Class given by Ana Longoni with the participation of Simón Marchán-Fiz and Marcelo Expósito
This class will look at some of the Avant-Garde practices and ideas that took place in Argentina and other Latin American countries in the concussed 60s and 70s. These practices shared in the radical questioning of art's autonomous statute in their commitment to the dissolution of instituted borders and in their search for entrance into society.
To avoid establishing comparative dimensions with the "new artistic behaviors" of Europe and North America, the class proposes rethinking and discussing certain unavoidable theoretical arguments dealing with the aesthetics and historiography of 20th century Art, showing its limits when it comes time to confront these specific productions. Some of them have been in a recovery process for the last decade as a part of International Conceptualism; an assimilation that can be problematic as it runs the risk of measuring contexts and specific historical processes by homogeneous standards.

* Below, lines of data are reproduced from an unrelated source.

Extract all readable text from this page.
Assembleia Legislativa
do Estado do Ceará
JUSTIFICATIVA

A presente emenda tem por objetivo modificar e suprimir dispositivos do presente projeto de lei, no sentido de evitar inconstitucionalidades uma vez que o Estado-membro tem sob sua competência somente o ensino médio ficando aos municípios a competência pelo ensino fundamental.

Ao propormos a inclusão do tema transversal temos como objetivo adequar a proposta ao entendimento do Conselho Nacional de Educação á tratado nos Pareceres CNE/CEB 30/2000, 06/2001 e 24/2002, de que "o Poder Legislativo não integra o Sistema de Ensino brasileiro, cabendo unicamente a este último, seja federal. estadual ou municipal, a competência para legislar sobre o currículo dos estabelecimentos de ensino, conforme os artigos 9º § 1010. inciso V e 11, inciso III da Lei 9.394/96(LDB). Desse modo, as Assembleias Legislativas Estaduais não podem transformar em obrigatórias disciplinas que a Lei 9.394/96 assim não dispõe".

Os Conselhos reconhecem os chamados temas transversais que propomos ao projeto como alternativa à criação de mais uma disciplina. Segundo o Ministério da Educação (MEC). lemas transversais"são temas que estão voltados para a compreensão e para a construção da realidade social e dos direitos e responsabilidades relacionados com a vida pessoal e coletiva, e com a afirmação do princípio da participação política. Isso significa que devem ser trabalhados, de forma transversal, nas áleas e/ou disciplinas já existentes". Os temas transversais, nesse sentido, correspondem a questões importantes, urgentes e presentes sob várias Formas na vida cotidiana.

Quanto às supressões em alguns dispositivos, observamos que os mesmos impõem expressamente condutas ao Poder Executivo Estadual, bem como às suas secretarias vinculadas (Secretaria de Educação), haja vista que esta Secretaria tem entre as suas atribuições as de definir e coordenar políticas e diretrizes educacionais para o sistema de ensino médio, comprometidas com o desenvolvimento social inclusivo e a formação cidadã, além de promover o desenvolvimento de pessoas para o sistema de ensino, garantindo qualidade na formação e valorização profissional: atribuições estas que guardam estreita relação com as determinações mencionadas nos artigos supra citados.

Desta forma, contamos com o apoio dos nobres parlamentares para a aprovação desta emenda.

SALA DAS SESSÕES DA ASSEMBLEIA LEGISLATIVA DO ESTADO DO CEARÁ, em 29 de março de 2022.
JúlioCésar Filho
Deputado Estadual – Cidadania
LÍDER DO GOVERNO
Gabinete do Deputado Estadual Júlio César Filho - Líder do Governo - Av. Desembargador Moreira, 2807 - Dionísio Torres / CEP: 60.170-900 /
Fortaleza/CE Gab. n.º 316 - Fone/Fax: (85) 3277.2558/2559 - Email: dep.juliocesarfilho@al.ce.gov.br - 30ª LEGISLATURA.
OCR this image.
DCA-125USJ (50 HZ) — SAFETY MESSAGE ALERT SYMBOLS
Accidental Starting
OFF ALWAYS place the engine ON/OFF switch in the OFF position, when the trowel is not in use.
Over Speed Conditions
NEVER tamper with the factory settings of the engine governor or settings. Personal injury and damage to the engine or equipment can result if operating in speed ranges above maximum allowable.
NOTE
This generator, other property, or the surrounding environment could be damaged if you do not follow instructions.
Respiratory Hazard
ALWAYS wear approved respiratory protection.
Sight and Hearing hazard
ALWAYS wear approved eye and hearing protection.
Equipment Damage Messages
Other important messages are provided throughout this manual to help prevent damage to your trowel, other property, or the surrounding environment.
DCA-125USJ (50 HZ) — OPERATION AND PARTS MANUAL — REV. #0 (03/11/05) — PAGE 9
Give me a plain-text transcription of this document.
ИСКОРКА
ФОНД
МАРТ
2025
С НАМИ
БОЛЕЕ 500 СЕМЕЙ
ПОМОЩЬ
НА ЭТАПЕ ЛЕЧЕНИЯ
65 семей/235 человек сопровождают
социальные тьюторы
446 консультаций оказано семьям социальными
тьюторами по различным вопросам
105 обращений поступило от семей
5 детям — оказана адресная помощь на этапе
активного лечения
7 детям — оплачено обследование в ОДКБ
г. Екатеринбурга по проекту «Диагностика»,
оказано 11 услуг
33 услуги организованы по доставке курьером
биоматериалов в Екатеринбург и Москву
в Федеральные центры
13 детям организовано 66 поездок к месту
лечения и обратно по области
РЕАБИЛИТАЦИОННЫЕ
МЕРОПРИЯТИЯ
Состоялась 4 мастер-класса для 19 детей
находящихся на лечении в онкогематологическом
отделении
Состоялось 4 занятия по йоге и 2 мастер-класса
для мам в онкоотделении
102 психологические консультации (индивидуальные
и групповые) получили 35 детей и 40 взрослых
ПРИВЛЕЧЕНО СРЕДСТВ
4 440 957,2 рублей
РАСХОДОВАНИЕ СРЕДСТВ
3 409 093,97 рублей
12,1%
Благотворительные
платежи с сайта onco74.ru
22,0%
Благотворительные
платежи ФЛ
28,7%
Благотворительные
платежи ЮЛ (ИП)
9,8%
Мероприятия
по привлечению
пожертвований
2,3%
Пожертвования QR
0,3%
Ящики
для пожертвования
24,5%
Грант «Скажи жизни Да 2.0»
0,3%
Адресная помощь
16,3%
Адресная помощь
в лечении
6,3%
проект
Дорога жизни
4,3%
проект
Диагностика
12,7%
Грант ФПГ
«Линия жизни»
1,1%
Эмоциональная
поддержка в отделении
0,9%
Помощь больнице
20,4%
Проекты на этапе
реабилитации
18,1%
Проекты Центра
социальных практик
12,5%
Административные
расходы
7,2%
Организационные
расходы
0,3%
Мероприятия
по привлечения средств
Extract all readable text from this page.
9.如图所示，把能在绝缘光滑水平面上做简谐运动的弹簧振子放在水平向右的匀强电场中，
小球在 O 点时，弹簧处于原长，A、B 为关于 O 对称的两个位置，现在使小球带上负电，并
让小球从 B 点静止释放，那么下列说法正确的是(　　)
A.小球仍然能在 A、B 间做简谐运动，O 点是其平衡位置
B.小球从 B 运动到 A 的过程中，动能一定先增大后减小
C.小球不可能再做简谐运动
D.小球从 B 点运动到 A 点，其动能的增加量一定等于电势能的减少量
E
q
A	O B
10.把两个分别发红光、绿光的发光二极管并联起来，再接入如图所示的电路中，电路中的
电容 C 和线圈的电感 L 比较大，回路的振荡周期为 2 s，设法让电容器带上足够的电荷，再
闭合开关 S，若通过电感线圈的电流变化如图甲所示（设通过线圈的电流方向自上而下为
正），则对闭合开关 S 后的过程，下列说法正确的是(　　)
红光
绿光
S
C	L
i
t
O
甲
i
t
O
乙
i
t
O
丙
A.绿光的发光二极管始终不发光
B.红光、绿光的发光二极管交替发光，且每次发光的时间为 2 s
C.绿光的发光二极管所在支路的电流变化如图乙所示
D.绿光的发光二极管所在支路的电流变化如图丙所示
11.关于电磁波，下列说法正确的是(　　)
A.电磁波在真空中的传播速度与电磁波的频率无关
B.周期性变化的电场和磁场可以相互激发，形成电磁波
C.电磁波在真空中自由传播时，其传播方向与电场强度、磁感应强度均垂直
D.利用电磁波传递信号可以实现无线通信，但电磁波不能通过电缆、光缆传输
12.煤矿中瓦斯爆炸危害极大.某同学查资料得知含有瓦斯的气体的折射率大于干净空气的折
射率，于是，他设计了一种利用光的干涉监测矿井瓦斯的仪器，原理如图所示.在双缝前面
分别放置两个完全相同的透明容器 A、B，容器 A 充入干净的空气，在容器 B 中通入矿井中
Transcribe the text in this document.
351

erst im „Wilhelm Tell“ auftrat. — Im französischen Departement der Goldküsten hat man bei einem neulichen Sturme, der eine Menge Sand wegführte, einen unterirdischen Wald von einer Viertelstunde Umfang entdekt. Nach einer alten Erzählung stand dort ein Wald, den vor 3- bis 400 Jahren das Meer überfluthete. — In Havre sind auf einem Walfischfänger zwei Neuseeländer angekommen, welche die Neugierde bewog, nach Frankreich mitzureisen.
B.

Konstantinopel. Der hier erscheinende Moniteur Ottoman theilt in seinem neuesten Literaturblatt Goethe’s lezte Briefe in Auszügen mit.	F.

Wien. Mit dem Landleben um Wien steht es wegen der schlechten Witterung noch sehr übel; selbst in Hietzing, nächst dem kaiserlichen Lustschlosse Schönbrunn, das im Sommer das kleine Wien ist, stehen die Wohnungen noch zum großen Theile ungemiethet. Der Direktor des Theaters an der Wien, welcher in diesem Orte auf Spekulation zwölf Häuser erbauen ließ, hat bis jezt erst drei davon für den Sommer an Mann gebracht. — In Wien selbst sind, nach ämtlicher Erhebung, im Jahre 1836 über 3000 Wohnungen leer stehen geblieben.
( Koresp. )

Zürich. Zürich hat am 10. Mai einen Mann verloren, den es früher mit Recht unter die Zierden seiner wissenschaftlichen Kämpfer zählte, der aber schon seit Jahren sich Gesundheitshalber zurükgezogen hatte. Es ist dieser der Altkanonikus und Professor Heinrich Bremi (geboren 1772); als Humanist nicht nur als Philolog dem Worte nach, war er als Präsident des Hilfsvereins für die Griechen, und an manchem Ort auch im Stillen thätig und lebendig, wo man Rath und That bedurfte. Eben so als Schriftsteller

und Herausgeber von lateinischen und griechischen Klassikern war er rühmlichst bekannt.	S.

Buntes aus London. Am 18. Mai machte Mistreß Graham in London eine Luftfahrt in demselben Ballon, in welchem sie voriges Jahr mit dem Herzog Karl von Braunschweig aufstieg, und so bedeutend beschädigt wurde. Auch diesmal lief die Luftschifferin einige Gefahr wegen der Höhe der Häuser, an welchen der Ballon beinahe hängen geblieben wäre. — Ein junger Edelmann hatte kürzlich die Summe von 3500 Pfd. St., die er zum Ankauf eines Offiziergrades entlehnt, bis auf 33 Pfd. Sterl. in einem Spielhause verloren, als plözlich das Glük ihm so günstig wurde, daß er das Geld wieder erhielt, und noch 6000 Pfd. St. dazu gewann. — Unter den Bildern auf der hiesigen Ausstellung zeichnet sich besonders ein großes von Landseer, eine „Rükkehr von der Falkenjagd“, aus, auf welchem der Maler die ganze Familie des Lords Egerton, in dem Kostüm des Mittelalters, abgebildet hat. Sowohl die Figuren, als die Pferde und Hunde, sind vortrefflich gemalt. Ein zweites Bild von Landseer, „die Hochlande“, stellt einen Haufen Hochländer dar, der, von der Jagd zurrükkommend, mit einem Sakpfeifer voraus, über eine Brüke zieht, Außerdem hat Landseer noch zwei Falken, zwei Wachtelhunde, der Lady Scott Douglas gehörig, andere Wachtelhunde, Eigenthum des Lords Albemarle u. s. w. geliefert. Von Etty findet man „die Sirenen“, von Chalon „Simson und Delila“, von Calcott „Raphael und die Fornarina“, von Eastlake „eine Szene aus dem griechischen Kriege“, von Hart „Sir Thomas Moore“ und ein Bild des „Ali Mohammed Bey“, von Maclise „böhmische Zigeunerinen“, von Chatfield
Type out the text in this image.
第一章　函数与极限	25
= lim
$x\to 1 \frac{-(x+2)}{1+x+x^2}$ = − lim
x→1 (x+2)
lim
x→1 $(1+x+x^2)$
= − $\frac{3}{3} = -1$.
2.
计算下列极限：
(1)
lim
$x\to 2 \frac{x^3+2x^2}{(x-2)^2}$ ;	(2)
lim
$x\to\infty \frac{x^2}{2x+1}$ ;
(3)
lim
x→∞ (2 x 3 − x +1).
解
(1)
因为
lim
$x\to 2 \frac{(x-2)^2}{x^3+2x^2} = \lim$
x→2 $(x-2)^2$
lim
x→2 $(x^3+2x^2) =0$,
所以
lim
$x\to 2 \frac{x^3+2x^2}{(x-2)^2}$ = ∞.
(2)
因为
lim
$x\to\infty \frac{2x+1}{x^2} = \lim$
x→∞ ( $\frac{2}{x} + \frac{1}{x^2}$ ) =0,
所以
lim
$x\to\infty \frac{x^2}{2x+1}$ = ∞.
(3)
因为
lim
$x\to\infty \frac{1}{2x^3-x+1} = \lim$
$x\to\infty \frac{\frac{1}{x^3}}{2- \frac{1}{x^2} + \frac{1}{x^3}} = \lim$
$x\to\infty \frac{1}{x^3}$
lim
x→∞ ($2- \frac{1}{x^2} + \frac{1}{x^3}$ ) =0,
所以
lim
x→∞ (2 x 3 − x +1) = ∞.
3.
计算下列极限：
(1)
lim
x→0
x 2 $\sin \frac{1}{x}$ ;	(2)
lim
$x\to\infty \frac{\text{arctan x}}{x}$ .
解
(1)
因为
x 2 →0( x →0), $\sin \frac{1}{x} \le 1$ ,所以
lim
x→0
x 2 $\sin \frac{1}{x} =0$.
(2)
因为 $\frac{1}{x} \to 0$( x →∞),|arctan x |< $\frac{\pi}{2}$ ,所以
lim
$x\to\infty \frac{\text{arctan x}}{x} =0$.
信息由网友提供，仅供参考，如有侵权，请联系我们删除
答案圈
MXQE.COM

Ana Longoni is a Doctor of the Arts (University of Buenos Aires), writer, researcher, and professor of Media and Culture Theory in the Department of Philosophy and Humanities at the University of Buenos Aires. She directs the research group "Plastic and Leftist Arts in 20th century Argentina." She has published many works, among them the books entitled De los poetas malditos al video-clip (Buenos Aires, Cántaro, 1998), and Del Di Tella a Tucumán Arde (Buenos Aires, El cielo por asalto, 2000), the preliminary study of Oscar Masotta's book Revolución en el arte (Buenos Aires, Edhasa, 2004), and one of the chapters in the anthology Listen, Here, How! Argentine Art of the sixties: Writings of the Avant-Garde, edited by I. Katzenstein (New York, MoMA, 2004).